A Place where Eccentricity and Bizarreness is the Norm - My Family Travels

In the midst of the bustling city of Tokyo, the largest city in the world, you might see flying streaks of fluorescent pink, deep purple, or neon yellow hair. More often than not, the hair is teased up into some variation of a mohawk. The outfits: bright, semi-gothic dresses paired with impossibly tall heels, making the person resemble nothing short of a living Victorian china doll. Like Alice followed the white rabbit, you might find yourself trailing after these whimsical people…and step right into, well, Wonderland itself.

             Welcome to Harajuku, where if you’re not blanketed in lace, fur and bright patterns, you stand out. A place where eccentricity and bizarreness is the norm.  A place where the fashion is light years ahead of the rest of the world. For example, when I went there three years ago, everyone was wearing baby doll dresses, which, in my opinion, made them look like colorful muffins. Not exactly the most flattering look, I thought. The fashion trend last year in the US? Baby doll dresses.   

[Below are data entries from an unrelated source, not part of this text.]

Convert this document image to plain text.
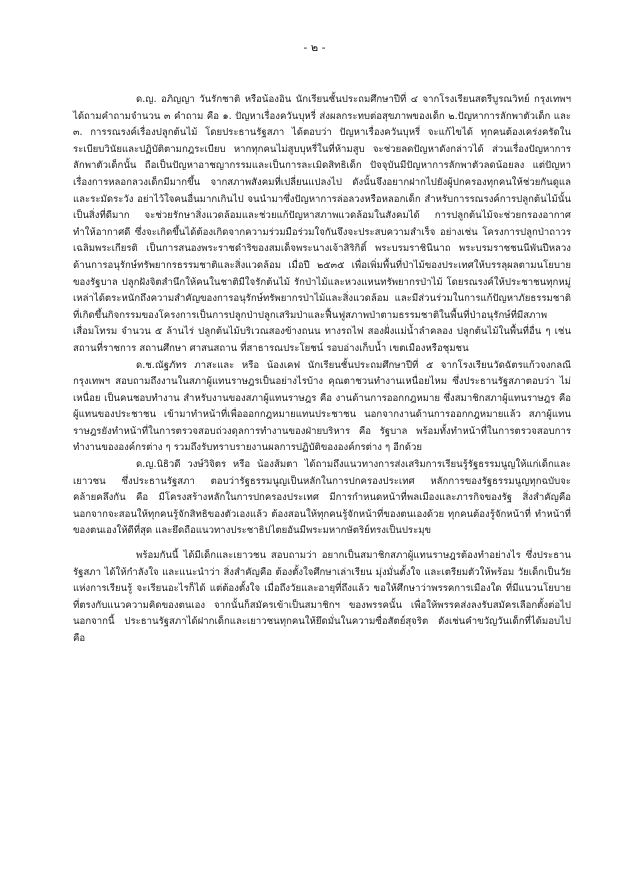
- ๒ -

ด.ญ. อภิญญา วันรักชาติ หรือน้องอิน นักเรียนชั้นประถมศึกษาปีที่ ๔ จากโรงเรียนสตรีบูรณวิทย์ กรุงเทพฯ ได้ถามคำถามจำนวน ๓ คำถาม คือ ๑. ปัญหาเรื่องควันบุหรี่ ส่งผลกระทบต่อสุขภาพของเด็ก ๒.ปัญหาการลักพาตัวเด็ก และ ๓. การรณรงค์เรื่องปลูกต้นไม้ โดยประธานรัฐสภา ได้ตอบว่า ปัญหาเรื่องควันบุหรี่ จะแก้ไขได้ ทุกคนต้องเคร่งครัดในระเบียบวินัยและปฏิบัติตามกฎระเบียบ หากทุกคนไม่สูบบุหรี่ในที่ห้ามสูบ จะช่วยลดปัญหาดังกล่าวได้ ส่วนเรื่องปัญหาการลักพาตัวเด็กนั้น ถือเป็นปัญหาอาชญากรรมและเป็นการละเมิดสิทธิเด็ก ปัจจุบันมีปัญหาการลักพาตัวลดน้อยลง แต่ปัญหาเรื่องการหลอกลวงเด็กมีมากขึ้น จากสภาพสังคมที่เปลี่ยนแปลงไป ดังนั้นจึงอยากฝากไปยังผู้ปกครองทุกคนให้ช่วยกันดูแลและระมัดระวัง อย่าไว้ใจคนอื่นมากเกินไป จนนำมาซึ่งปัญหาการล่อลวงหรือหลอกเด็ก สำหรับการรณรงค์การปลูกต้นไม้นั้น เป็นสิ่งที่ดีมาก จะช่วยรักษาสิ่งแวดล้อมและช่วยแก้ปัญหาสภาพแวดล้อมในสังคมได้ การปลูกต้นไม้จะช่วยกรองอากาศ ทำให้อากาศดี ซึ่งจะเกิดขึ้นได้ต้องเกิดจากความร่วมมือร่วมใจกันจึงจะประสบความสำเร็จ อย่างเช่น โครงการปลูกป่าถาวรเฉลิมพระเกียรติ เป็นการสนองพระราชดำริของสมเด็จพระนางเจ้าสิริกิติ์ พระบรมราชินีนาถ พระบรมราชชนนีพันปีหลวง ด้านการอนุรักษ์ทรัพยากรธรรมชาติและสิ่งแวดล้อม เมื่อปี ๒๕๓๕ เพื่อเพิ่มพื้นที่ป่าไม้ของประเทศให้บรรลุผลตามนโยบายของรัฐบาล ปลูกฝังจิตสำนึกให้คนในชาติมีใจรักต้นไม้ รักป่าไม้และหวงแหนทรัพยากรป่าไม้ โดยรณรงค์ให้ประชาชนทุกหมู่เหล่าได้ตระหนักถึงความสำคัญของการอนุรักษ์ทรัพยากรป่าไม้และสิ่งแวดล้อม และมีส่วนร่วมในการแก้ปัญหาภัยธรรมชาติที่เกิดขึ้นกิจกรรมของโครงการเป็นการปลูกป่าปลูกเสริมป่าและฟื้นฟูสภาพป่าตามธรรมชาติในพื้นที่ป่าอนุรักษ์ที่มีสภาพเสื่อมโทรม จำนวน ๕ ล้านไร่ ปลูกต้นไม้บริเวณสองข้างถนน ทางรถไฟ สองฝั่งแม่น้ำลำคลอง ปลูกต้นไม้ในพื้นที่อื่น ๆ เช่น สถานที่ราชการ สถานศึกษา ศาสนสถาน ที่สาธารณประโยชน์ รอบอ่างเก็บน้ำ เขตเมืองหรือชุมชน

ด.ช.ณัฐภัทร ภาสะและ หรือ น้องเคฟ นักเรียนชั้นประถมศึกษาปีที่ ๕ จากโรงเรียนวัดฉัตรแก้วจงกลณี กรุงเทพฯ สอบถามถึงงานในสภาผู้แทนราษฎรเป็นอย่างไรบ้าง คุณตาชวนทำงานเหนื่อยไหม ซึ่งประธานรัฐสภาตอบว่า ไม่เหนื่อย เป็นคนชอบทำงาน สำหรับงานของสภาผู้แทนราษฎร คือ งานด้านการออกกฎหมาย ซึ่งสมาชิกสภาผู้แทนราษฎร คือผู้แทนของประชาชน เข้ามาทำหน้าที่เพื่อออกกฎหมายแทนประชาชน นอกจากงานด้านการออกกฎหมายแล้ว สภาผู้แทนราษฎรยังทำหน้าที่ในการตรวจสอบถ่วงดุลการทำงานของฝ่ายบริหาร คือ รัฐบาล พร้อมทั้งทำหน้าที่ในการตรวจสอบการทำงานขององค์กรต่าง ๆ รวมถึงรับทราบรายงานผลการปฏิบัติขององค์กรต่าง ๆ อีกด้วย

ด.ญ.นิธิวดี วงษ์วิจิตร หรือ น้องส้มตา ได้ถามถึงแนวทางการส่งเสริมการเรียนรู้รัฐธรรมนูญให้แก่เด็กและเยาวชน ซึ่งประธานรัฐสภา ตอบว่ารัฐธรรมนูญเป็นหลักในการปกครองประเทศ หลักการของรัฐธรรมนูญทุกฉบับจะคล้ายคลึงกัน คือ มีโครงสร้างหลักในการปกครองประเทศ มีการกำหนดหน้าที่พลเมืองและภารกิจของรัฐ สิ่งสำคัญคือ นอกจากจะสอนให้ทุกคนรู้จักสิทธิของตัวเองแล้ว ต้องสอนให้ทุกคนรู้จักหน้าที่ของตนเองด้วย ทุกคนต้องรู้จักหน้าที่ ทำหน้าที่ของตนเองให้ดีที่สุด และยึดถือแนวทางประชาธิปไตยอันมีพระมหากษัตริย์ทรงเป็นประมุข

พร้อมกันนี้ ได้มีเด็กและเยาวชน สอบถามว่า อยากเป็นสมาชิกสภาผู้แทนราษฎรต้องทำอย่างไร ซึ่งประธานรัฐสภา ได้ให้กำลังใจ และแนะนำว่า สิ่งสำคัญคือ ต้องตั้งใจศึกษาเล่าเรียน มุ่งมั่นตั้งใจ และเตรียมตัวให้พร้อม วัยเด็กเป็นวัยแห่งการเรียนรู้ จะเรียนอะไรก็ได้ แต่ต้องตั้งใจ เมื่อถึงวัยและอายุที่ถึงแล้ว ขอให้ศึกษาว่าพรรคการเมืองใด ที่มีแนวนโยบายที่ตรงกับแนวความคิดของตนเอง จากนั้นก็สมัครเข้าเป็นสมาชิกฯ ของพรรคนั้น เพื่อให้พรรคส่งลงรับสมัครเลือกตั้งต่อไป นอกจากนี้ ประธานรัฐสภาได้ฝากเด็กและเยาวชนทุกคนให้ยึดมั่นในความซื่อสัตย์สุจริต ดังเช่นคำขวัญวันเด็กที่ได้มอบไป คือ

            No big surprise there.  

            I guess what’s so fantastic about Harajuku is the fact that the phrase “anything goes” can only be applied here. Imagine the most ridiculous outfit you’ve seen and multiply it by about a thousand and you get a typical Harajuku teen. Even though I have visited Harajuku every year since I was ten, I am still awestruck by the people. Half the time I wonder how they can even stand up straight, let alone walk with all those accessories weighing them down, not to mention the seven inch high heels. Harajuku doesn’t need neon lights to like up its street, unlike Ginza or Shinjuku; the hair and outfits do it all.

            For 365 days, the place is a permanent street of Halloween, minus the candy of course. Every Sunday without fail, high school teenagers — and adult who still think they are kids — gather to put on a cosplay (costume play) parade. Harajuku is probably the only place where you’d see Hello Kitty rubbing elbows with the Joker while parading next to an anime school girl.

            I don’t really know why these teens do it. To escape the daily realities? To be ridiculous because you can get away with it? Because they love to perform and be in the spotlight? For fun?

            I met a girl in the bathroom one Sunday who was changing into her costume, a black dress with enormous wings erupting from the back. She had snuck out of her house to participate in the cosplay and her parents didn’t have a clue. I got the courage to ask her why she does it.

             “It’s our culture,” she replied smiling, and left to flaunt her costume in the crowded street that she had come to call her home every Sunday.  

             I finally understood.

            Harajuku is a street ruled by teens. It’s their Wonderland.